Voting Integrity Constraints
Purpose
This document defines non-negotiable constraints for systems that support collective decision-making under the Humanity Framework.
Voting is treated as a safety-critical function. Failure of voting integrity constitutes civilizational harm.
Core Principle
Participation must be:
- equal
- private
- verifiable
- resistant to coercion
- resistant to tampering
- resilient to failure
Trust is insufficient. Correctness must be provable.
Fundamental Guarantees
1. One Human, One Vote
Each eligible human may:
- cast at most one vote per decision
- verify that their vote was counted
- verify that no additional votes were substituted
No system may amplify, suppress, or duplicate participation.
2. Identity Separation
Voting systems must strictly separate:
- eligibility verification
- ballot casting
- vote counting
No component may link:
- voter identity to ballot content
- eligibility credentials to final tally
Linkability after validation is forbidden.
Privacy and Anonymity
3. Ballot Secrecy
No authority may:
- determine how an individual voted
- infer voting behavior through metadata
- reconstruct ballots after casting
Privacy must persist:
- during voting
- after voting
- indefinitely
4. Resistance to Coercion
Systems must prevent:
- proof-of-vote generation
- vote selling
- forced disclosure
If a voter can prove how they voted, the system is unsafe.
Verifiability
5. End-to-End Verifiability
Voting systems must allow:
- voters to verify inclusion of their ballot
- observers to verify correctness of the tally
- auditors to verify process integrity
Verification must not compromise voter anonymity.
6. Public Auditability
Vote counting must be:
- transparent
- reproducible in principle
- independently auditable
Black-box tallying is forbidden.
Integrity and Tamper Resistance
7. Tamper Evidence
All voting artifacts must be:
- immutable once cast
- tamper-evident
- traceable through public logs
Undetectable modification constitutes failure.

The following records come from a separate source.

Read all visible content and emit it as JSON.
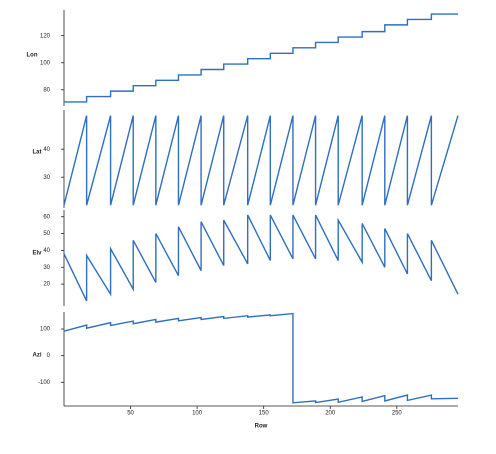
{
  "chart_data": [
    {
      "type": "line",
      "ylabel": "Lon",
      "color": "#2f6fc0",
      "xlim": [
        0,
        296
      ],
      "ylim": [
        68,
        139
      ],
      "yticks": [
        80,
        100,
        120
      ],
      "x": [
        0,
        17,
        17,
        35,
        35,
        52,
        52,
        69,
        69,
        86,
        86,
        103,
        103,
        120,
        120,
        138,
        138,
        155,
        155,
        172,
        172,
        189,
        189,
        206,
        206,
        224,
        224,
        241,
        241,
        258,
        258,
        276,
        276,
        296
      ],
      "values": [
        71,
        71,
        75,
        75,
        79,
        79,
        83,
        83,
        87,
        87,
        91,
        91,
        95,
        95,
        99,
        99,
        103,
        103,
        107,
        107,
        111,
        111,
        115,
        115,
        119,
        119,
        123,
        123,
        128,
        128,
        132,
        132,
        136,
        136
      ]
    },
    {
      "type": "line",
      "ylabel": "Lat",
      "color": "#2f6fc0",
      "xlim": [
        0,
        296
      ],
      "ylim": [
        19,
        54
      ],
      "yticks": [
        30,
        40
      ],
      "x": [
        0,
        17,
        17,
        35,
        35,
        52,
        52,
        69,
        69,
        86,
        86,
        103,
        103,
        120,
        120,
        138,
        138,
        155,
        155,
        172,
        172,
        189,
        189,
        206,
        206,
        224,
        224,
        241,
        241,
        258,
        258,
        276,
        276,
        296
      ],
      "values": [
        20,
        52,
        20,
        52,
        20,
        52,
        20,
        52,
        20,
        52,
        20,
        52,
        20,
        52,
        20,
        52,
        20,
        52,
        20,
        52,
        20,
        52,
        20,
        52,
        20,
        52,
        20,
        52,
        20,
        52,
        20,
        52,
        20,
        52
      ]
    },
    {
      "type": "line",
      "ylabel": "Elv",
      "color": "#2f6fc0",
      "xlim": [
        0,
        296
      ],
      "ylim": [
        7,
        64
      ],
      "yticks": [
        20,
        30,
        40,
        50,
        60
      ],
      "x": [
        0,
        17,
        17,
        35,
        35,
        52,
        52,
        69,
        69,
        86,
        86,
        103,
        103,
        120,
        120,
        138,
        138,
        155,
        155,
        172,
        172,
        189,
        189,
        206,
        206,
        224,
        224,
        241,
        241,
        258,
        258,
        276,
        276,
        296
      ],
      "values": [
        38,
        10,
        37,
        14,
        41,
        17,
        46,
        21,
        50,
        25,
        54,
        28,
        57,
        31,
        58,
        32,
        61,
        34,
        61,
        35,
        61,
        35,
        61,
        34,
        58,
        33,
        56,
        30,
        53,
        26,
        50,
        22,
        46,
        14
      ]
    },
    {
      "type": "line",
      "ylabel": "Azi",
      "xlabel": "Row",
      "color": "#2f6fc0",
      "xlim": [
        0,
        296
      ],
      "ylim": [
        -189,
        164
      ],
      "yticks": [
        -100,
        0,
        100
      ],
      "xticks": [
        50,
        100,
        150,
        200,
        250
      ],
      "x": [
        0,
        17,
        17,
        35,
        35,
        52,
        52,
        69,
        69,
        86,
        86,
        103,
        103,
        120,
        120,
        138,
        138,
        155,
        155,
        172,
        172,
        189,
        189,
        206,
        206,
        224,
        224,
        241,
        241,
        258,
        258,
        276,
        276,
        296
      ],
      "values": [
        92,
        115,
        103,
        124,
        113,
        130,
        120,
        136,
        126,
        140,
        131,
        143,
        136,
        147,
        140,
        150,
        145,
        153,
        150,
        158,
        -177,
        -170,
        -176,
        -163,
        -175,
        -155,
        -172,
        -150,
        -170,
        -148,
        -168,
        -148,
        -162,
        -160
      ]
    }
  ]
}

8. Determinism and Reproducibility
Vote counting must be:
- deterministic
- reproducible from published artifacts
- independent of hidden state
If two honest auditors cannot reproduce results, the system is invalid.
Infrastructure Constraints
9. Minimal Trusted Computing Base
Voting systems must:
- minimize complexity
- minimize code surface
- minimize dependencies
Complexity increases attack surface. Simplicity increases trust.
10. Network Isolation During Voting
Voting infrastructure must not:
- depend on live network access
- allow remote code execution
- allow dynamic updates during voting
Connectivity increases risk.
Failure Handling
11. Fail-Safe Behavior
On failure, systems must:
- halt voting
- preserve cast ballots
- prevent partial or corrupted tallies
- make failure visible immediately
Silent degradation is forbidden.
Accountability
12. Responsibility for Integrity
Responsibility for voting integrity lies with:
- system designers
- system deployers
- system operators
Voters are never responsible for:
- system compromise
- hidden failure modes
- misleading assurances
Enforcement
Any system that violates these constraints:
- must not be used for governance
- must not be trusted for collective decision-making
- must be withdrawn until corrected
Efficiency does not excuse risk. Convenience does not excuse harm.
Relationship to Other Documents
- Secure Communication Constraints define confidentiality requirements.
- Safety and Responsibility define harm minimization.
- Transparency Guarantees define observability.
- Governance Models define scope and enforcement.
Summary
Democracy cannot rely on trust alone.
A voting system that cannot be verified cannot be legitimate.
Participation without integrity is coercion by other means.